Results: Data for all 306 patients started on secukinumab were analysed: 124 (40.5%) AS and 182 (59.5%) PsA. Twenty-four of 306 (7.8%) experienced GIRAE after starting secukinumab. Amongst patients who developed GIRAE, four (1.3%) had definite, seven (2.3%) probable and 13 (4.2%) possible IBD. All definite cases were patients with AS and stopped secukinumab; two had pre-existing IBD and two (0.7%) were de novo cases of which one required surgical intervention. Seven patients (2.3%) had pre-existing diagnoses of IBD prior to initiation, of which five patients experienced GIRAE.

Conclusion: Absolute rates of new IBD in patients starting secukinumab are low. The majority of patients developing new GIRAE did not develop objective evidence of IBD or stop therapy. For patients with pre-existing IBD and AS the risk of GIRAE is much higher, and prescribing alternatives should be considered.

Introduction

The seronegative spondyloarthritides are immune-mediated diseases that share common clinical phenotypes. A distinct mixture of clinical, laboratory and imaging features help distinguish them from other types of inflammatory arthritis. Clinically, seronegative spondyloarthritis is typified by asymmetrical peripheral joint disease, often with axial involvement, overlap with inflammatory bowel or skin disease. Targeted immune therapies exist, but activation of IL-17 has emerged as a common causal pathway, and consequently drugs that block IL-17 are now widely in use. Concern has been raised about the potential for triggering bowel inflammation in patients treated with IL-17 inhibition.[1]

IL-17A is one of the six IL-17 cytokines.[2] Studies in mice suggest that IL-17A seems to have a central role in driving autoimmunity, stemming from the potent strength of signalling.[3] The IL-17 cytokines are produced by lymphocytes, primarily T cells and NK cells.[3,4] Production of IL-17 cytokines varies by tissue, with intestinal production characterized by IL-17A and F from Th17 cells.[2] Animal models of colitis suggest IL-17A has a protective role in the intestine, contributing to homeostasis and tissue repair.[2,5–7] In T-cell-deficient mice lacking IL-17A and IL-17 receptor activity, and IL-17 knock-out mice, more aggressive colitis has been observed.[6,7] Pre-treatment of mice with a monoclonal antibody against IL-17A has resulted in similar exacerbations of colitis.[5] Studies suggest that IL-17A has a protective effect mediated by improving barrier functions in the gut through the tight junction between proteins occludin and claudin, by stimulating mucin production.[8]
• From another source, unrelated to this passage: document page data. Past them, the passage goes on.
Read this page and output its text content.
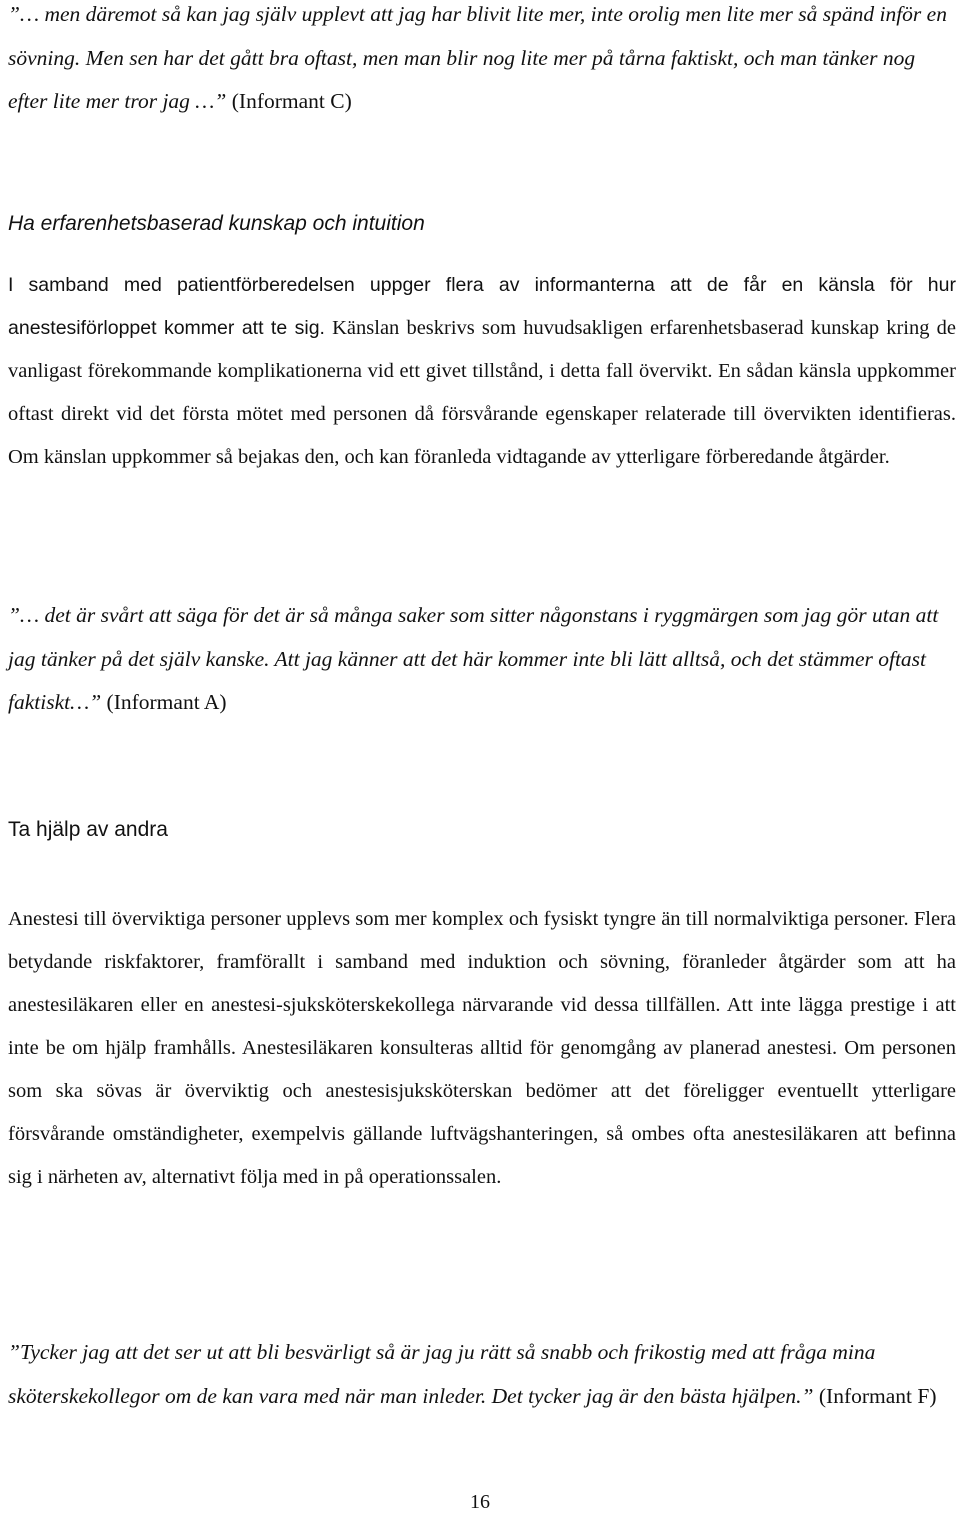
”… men däremot så kan jag själv upplevt att jag har blivit lite mer, inte orolig men lite mer så spänd inför en sövning. Men sen har det gått bra oftast, men man blir nog lite mer på tårna faktiskt, och man tänker nog efter lite mer tror jag …” (Informant C)

Ha erfarenhetsbaserad kunskap och intuition

I samband med patientförberedelsen uppger flera av informanterna att de får en känsla för hur anestesiförloppet kommer att te sig. Känslan beskrivs som huvudsakligen erfarenhetsbaserad kunskap kring de vanligast förekommande komplikationerna vid ett givet tillstånd, i detta fall övervikt. En sådan känsla uppkommer oftast direkt vid det första mötet med personen då försvårande egenskaper relaterade till övervikten identifieras. Om känslan uppkommer så bejakas den, och kan föranleda vidtagande av ytterligare förberedande åtgärder.

”… det är svårt att säga för det är så många saker som sitter någonstans i ryggmärgen som jag gör utan att jag tänker på det själv kanske. Att jag känner att det här kommer inte bli lätt alltså, och det stämmer oftast faktiskt…” (Informant A)

Ta hjälp av andra

Anestesi till överviktiga personer upplevs som mer komplex och fysiskt tyngre än till normalviktiga personer. Flera betydande riskfaktorer, framförallt i samband med induktion och sövning, föranleder åtgärder som att ha anestesiläkaren eller en anestesi-sjuksköterskekollega närvarande vid dessa tillfällen. Att inte lägga prestige i att inte be om hjälp framhålls. Anestesiläkaren konsulteras alltid för genomgång av planerad anestesi. Om personen som ska sövas är överviktig och anestesisjuksköterskan bedömer att det föreligger eventuellt ytterligare försvårande omständigheter, exempelvis gällande luftvägshanteringen, så ombes ofta anestesiläkaren att befinna sig i närheten av, alternativt följa med in på operationssalen.

”Tycker jag att det ser ut att bli besvärligt så är jag ju rätt så snabb och frikostig med att fråga mina sköterskekollegor om de kan vara med när man inleder. Det tycker jag är den bästa hjälpen.” (Informant F)

16
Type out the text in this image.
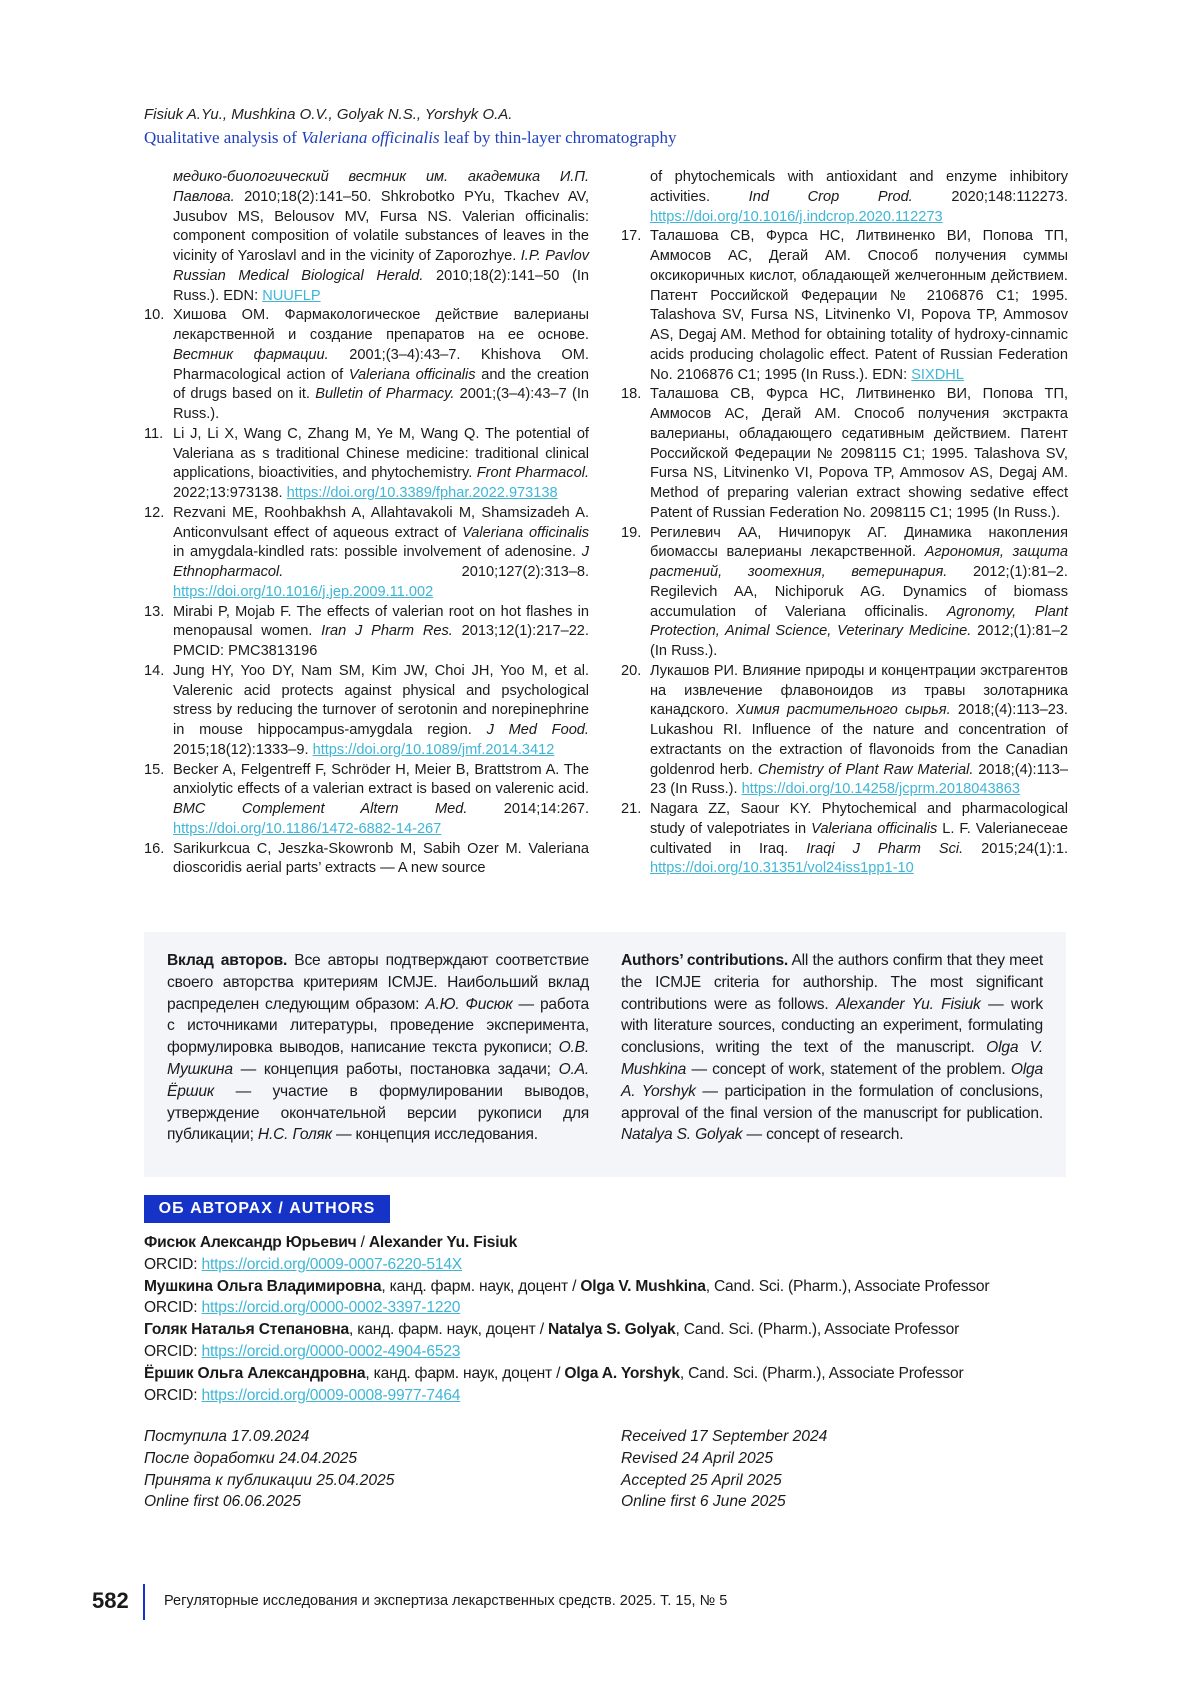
Fisiuk A.Yu., Mushkina O.V., Golyak N.S., Yorshyk O.A.
Qualitative analysis of Valeriana officinalis leaf by thin-layer chromatography
медико-биологический вестник им. академика И.П. Павлова. 2010;18(2):141–50. Shkrobotko PYu, Tkachev AV, Jusubov MS, Belousov MV, Fursa NS. Valerian officinalis: component composition of volatile substances of leaves in the vicinity of Yaroslavl and in the vicinity of Zaporozhye. I.P. Pavlov Russian Medical Biological Herald. 2010;18(2):141–50 (In Russ.). EDN: NUUFLP
10. Хишова ОМ. Фармакологическое действие валерианы лекарственной и создание препаратов на ее основе. Вестник фармации. 2001;(3–4):43–7. Khishova OM. Pharmacological action of Valeriana officinalis and the creation of drugs based on it. Bulletin of Pharmacy. 2001;(3–4):43–7 (In Russ.).
11. Li J, Li X, Wang C, Zhang M, Ye M, Wang Q. The potential of Valeriana as s traditional Chinese medicine: traditional clinical applications, bioactivities, and phytochemistry. Front Pharmacol. 2022;13:973138. https://doi.org/10.3389/fphar.2022.973138
12. Rezvani ME, Roohbakhsh A, Allahtavakoli M, Shamsizadeh A. Anticonvulsant effect of aqueous extract of Valeriana officinalis in amygdala-kindled rats: possible involvement of adenosine. J Ethnopharmacol. 2010;127(2):313–8. https://doi.org/10.1016/j.jep.2009.11.002
13. Mirabi P, Mojab F. The effects of valerian root on hot flashes in menopausal women. Iran J Pharm Res. 2013;12(1):217–22. PMCID: PMC3813196
14. Jung HY, Yoo DY, Nam SM, Kim JW, Choi JH, Yoo M, et al. Valerenic acid protects against physical and psychological stress by reducing the turnover of serotonin and norepinephrine in mouse hippocampus-amygdala region. J Med Food. 2015;18(12):1333–9. https://doi.org/10.1089/jmf.2014.3412
15. Becker A, Felgentreff F, Schröder H, Meier B, Brattstrom A. The anxiolytic effects of a valerian extract is based on valerenic acid. BMC Complement Altern Med. 2014;14:267. https://doi.org/10.1186/1472-6882-14-267
16. Sarikurkcua C, Jeszka-Skowronb M, Sabih Ozer M. Valeriana dioscoridis aerial parts’ extracts — A new source
of phytochemicals with antioxidant and enzyme inhibitory activities. Ind Crop Prod. 2020;148:112273. https://doi.org/10.1016/j.indcrop.2020.112273
17. Талашова СВ, Фурса НС, Литвиненко ВИ, Попова ТП, Аммосов АС, Дегай АМ. Способ получения суммы оксикоричных кислот, обладающей желчегонным действием. Патент Российской Федерации № 2106876 С1; 1995. Talashova SV, Fursa NS, Litvinenko VI, Popova TP, Ammosov AS, Degaj AM. Method for obtaining totality of hydroxy-cinnamic acids producing cholagolic effect. Patent of Russian Federation No. 2106876 C1; 1995 (In Russ.). EDN: SIXDHL
18. Талашова СВ, Фурса НС, Литвиненко ВИ, Попова ТП, Аммосов АС, Дегай АМ. Способ получения экстракта валерианы, обладающего седативным действием. Патент Российской Федерации № 2098115 С1; 1995. Talashova SV, Fursa NS, Litvinenko VI, Popova TP, Ammosov AS, Degaj AM. Method of preparing valerian extract showing sedative effect Patent of Russian Federation No. 2098115 C1; 1995 (In Russ.).
19. Регилевич АА, Ничипорук АГ. Динамика накопления биомассы валерианы лекарственной. Агрономия, защита растений, зоотехния, ветеринария. 2012;(1):81–2. Regilevich AA, Nichiporuk AG. Dynamics of biomass accumulation of Valeriana officinalis. Agronomy, Plant Protection, Animal Science, Veterinary Medicine. 2012;(1):81–2 (In Russ.).
20. Лукашов РИ. Влияние природы и концентрации экстрагентов на извлечение флавоноидов из травы золотарника канадского. Химия растительного сырья. 2018;(4):113–23. Lukashou RI. Influence of the nature and concentration of extractants on the extraction of flavonoids from the Canadian goldenrod herb. Chemistry of Plant Raw Material. 2018;(4):113–23 (In Russ.). https://doi.org/10.14258/jcprm.2018043863
21. Nagara ZZ, Saour KY. Phytochemical and pharmacological study of valepotriates in Valeriana officinalis L. F. Valerianeceae cultivated in Iraq. Iraqi J Pharm Sci. 2015;24(1):1. https://doi.org/10.31351/vol24iss1pp1-10
Вклад авторов. Все авторы подтверждают соответствие своего авторства критериям ICMJE. Наибольший вклад распределен следующим образом: А.Ю. Фисюк — работа с источниками литературы, проведение эксперимента, формулировка выводов, написание текста рукописи; О.В. Мушкина — концепция работы, постановка задачи; О.А. Ёршик — участие в формулировании выводов, утверждение окончательной версии рукописи для публикации; Н.С. Голяк — концепция исследования.
Authors’ contributions. All the authors confirm that they meet the ICMJE criteria for authorship. The most significant contributions were as follows. Alexander Yu. Fisiuk — work with literature sources, conducting an experiment, formulating conclusions, writing the text of the manuscript. Olga V. Mushkina — concept of work, statement of the problem. Olga A. Yorshyk — participation in the formulation of conclusions, approval of the final version of the manuscript for publication. Natalya S. Golyak — concept of research.
ОБ АВТОРАХ / AUTHORS
Фисюк Александр Юрьевич / Alexander Yu. Fisiuk
ORCID: https://orcid.org/0009-0007-6220-514X
Мушкина Ольга Владимировна, канд. фарм. наук, доцент / Olga V. Mushkina, Cand. Sci. (Pharm.), Associate Professor
ORCID: https://orcid.org/0000-0002-3397-1220
Голяк Наталья Степановна, канд. фарм. наук, доцент / Natalya S. Golyak, Cand. Sci. (Pharm.), Associate Professor
ORCID: https://orcid.org/0000-0002-4904-6523
Ёршик Ольга Александровна, канд. фарм. наук, доцент / Olga A. Yorshyk, Cand. Sci. (Pharm.), Associate Professor
ORCID: https://orcid.org/0009-0008-9977-7464
Поступила 17.09.2024
После доработки 24.04.2025
Принята к публикации 25.04.2025
Online first 06.06.2025
Received 17 September 2024
Revised 24 April 2025
Accepted 25 April 2025
Online first 6 June 2025
582 Регуляторные исследования и экспертиза лекарственных средств. 2025. Т. 15, № 5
Secukinumab is a selective IL-17A inhibitor, and an effective treatment for PsA and AS.[9,10] These diseases are polygenic and demonstrate overlapping features with IBD, although the immune-related mechanisms are not yet understood. Of patients with PsA or AS, 50% have microscopic intestinal inflammation evident on colonoscopic biopsy[11,12] and 7% will develop Crohn's disease (CD) or ulcerative colitis (UC).[12,13] Patients with PsA and AS have a threefold increased risk of developing IBD relative to the general population.[12]

After secukinumab was licenced, inflammatory bowel changes were reported ranging from severe new cases of IBD to inflammatory bowel lesions, not fulfilling the diagnostic criteria for CD or UC.[14,15] The possible risk of worsening IBD symptoms was highlighted in a phase 2 secukinumab trial in CD, which reported exacerbation of gastrointestinal symptoms.[16]

Real-world data for secukinumab gastrointestinal safety remain limited. We set out to describe the post-licencing experience of secukinumab in routine care, assessing baseline evaluation of pre-existing IBD, rates of gastrointestinal adverse events and predictors of adverse gastrointestinal outcomes.